New report slams NYC's construction industry as unsafe
NYCOSH wants safety violators to face criminal charges
Although the construction industry accounts for less than four percent of the jobs in New York City, it represents 20 percent of the on-the-job deaths, according to a report released yesterday by the New York Committee for Occupational Safety & Health (NYCOSH).
"Price of Life: 2015 Report on Construction Fatalities in NYC" found the vast majority of fatalities occuring at non-union sites and among immigrant workers - particularly Latinos.
The report's key findings include:
- Falls from deadly heights make up half of the construction fatalities in New York State and 71% of all injuries in New York City.

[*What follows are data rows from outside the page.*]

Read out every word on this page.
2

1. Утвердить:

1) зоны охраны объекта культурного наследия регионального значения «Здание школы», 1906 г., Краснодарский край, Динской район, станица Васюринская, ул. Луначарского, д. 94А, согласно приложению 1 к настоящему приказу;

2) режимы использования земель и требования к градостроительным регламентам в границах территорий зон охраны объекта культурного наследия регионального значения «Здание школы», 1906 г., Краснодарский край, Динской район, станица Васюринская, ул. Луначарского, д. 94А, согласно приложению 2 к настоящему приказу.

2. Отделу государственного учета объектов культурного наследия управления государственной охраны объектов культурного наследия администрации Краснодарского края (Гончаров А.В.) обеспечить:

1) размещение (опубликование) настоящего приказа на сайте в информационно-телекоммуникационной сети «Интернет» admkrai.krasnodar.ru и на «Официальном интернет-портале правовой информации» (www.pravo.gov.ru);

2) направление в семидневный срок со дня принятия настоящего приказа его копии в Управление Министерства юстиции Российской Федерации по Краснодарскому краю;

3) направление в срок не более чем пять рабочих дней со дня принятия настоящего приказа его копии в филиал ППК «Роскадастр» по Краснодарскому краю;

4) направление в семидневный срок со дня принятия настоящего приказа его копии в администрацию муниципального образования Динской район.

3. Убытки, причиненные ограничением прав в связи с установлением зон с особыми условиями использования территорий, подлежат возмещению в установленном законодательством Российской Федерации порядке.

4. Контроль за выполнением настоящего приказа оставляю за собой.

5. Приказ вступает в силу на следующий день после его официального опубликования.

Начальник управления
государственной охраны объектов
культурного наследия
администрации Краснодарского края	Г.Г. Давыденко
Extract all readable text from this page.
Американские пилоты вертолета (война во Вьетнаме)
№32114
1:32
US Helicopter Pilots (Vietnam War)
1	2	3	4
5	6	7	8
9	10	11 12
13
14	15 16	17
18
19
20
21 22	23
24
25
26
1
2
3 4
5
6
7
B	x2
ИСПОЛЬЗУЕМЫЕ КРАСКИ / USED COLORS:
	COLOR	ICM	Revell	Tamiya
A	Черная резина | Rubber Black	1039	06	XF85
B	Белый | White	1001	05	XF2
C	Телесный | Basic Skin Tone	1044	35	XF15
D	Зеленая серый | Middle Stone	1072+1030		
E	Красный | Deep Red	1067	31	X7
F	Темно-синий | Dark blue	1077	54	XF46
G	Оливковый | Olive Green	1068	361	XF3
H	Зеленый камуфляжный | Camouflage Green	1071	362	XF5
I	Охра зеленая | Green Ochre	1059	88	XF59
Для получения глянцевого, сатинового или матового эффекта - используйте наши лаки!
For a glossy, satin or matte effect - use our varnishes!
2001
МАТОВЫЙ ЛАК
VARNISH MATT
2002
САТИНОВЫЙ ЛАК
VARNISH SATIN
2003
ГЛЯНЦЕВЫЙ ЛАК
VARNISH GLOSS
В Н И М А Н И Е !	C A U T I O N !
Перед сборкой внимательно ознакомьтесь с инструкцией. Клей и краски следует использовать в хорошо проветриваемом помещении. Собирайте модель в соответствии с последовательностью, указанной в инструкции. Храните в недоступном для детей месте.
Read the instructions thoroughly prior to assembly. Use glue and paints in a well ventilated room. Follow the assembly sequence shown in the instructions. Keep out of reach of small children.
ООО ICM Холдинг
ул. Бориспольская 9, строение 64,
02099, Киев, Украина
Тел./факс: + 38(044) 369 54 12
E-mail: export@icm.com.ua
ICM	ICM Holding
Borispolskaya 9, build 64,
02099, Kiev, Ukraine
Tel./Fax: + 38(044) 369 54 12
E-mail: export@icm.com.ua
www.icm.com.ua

- Immigrant and/or Latino workers and non-union workers are at the greatest risk of death - in 2012 79% of fatal fall construction accidents occurred at nonunion construction sites and 60% of fatal fall victims were immigrant and/or Latino.
- Violations in New York are routine - two-thirds of OSHA construction inspections in New York between 2010 and 2012 resulted in citations for "serious" safety violations. Despite this, city agencies continue to work with criminal contractors, 89% of contractors working on affordable housing projects have OSHA violations.
- OSHA has only 71 inspectors to monitor all worksites in all industries in New York City, meaning most sites are never inspected until a worker is injured or killed.
- OSHA fines for criminal contractors are little more than a slap on the wrist - the average penalty for fatal height-related construction accidents in 2012 was only $7,620.
NYCOSH, along with the Building and Construction Trades Council of Greater New York, Build Up NYC and El Centro del Inmigrante, are demanding the following:
- That public agencies to: stop awarding taxpayer dollars and public contracts to repeat safety offenders
- For prosecutors to use existing criminal statutes to go after contractors who violate safety regulations
- Increased resources for OSHA inspectors to spot problems before they become fatalities
- For elected officials to keep in place the Scaffold Safety Law, which holds those who control construction sites responsible if they fail to provide proper safety equipment and a worker is injured or killed as a result.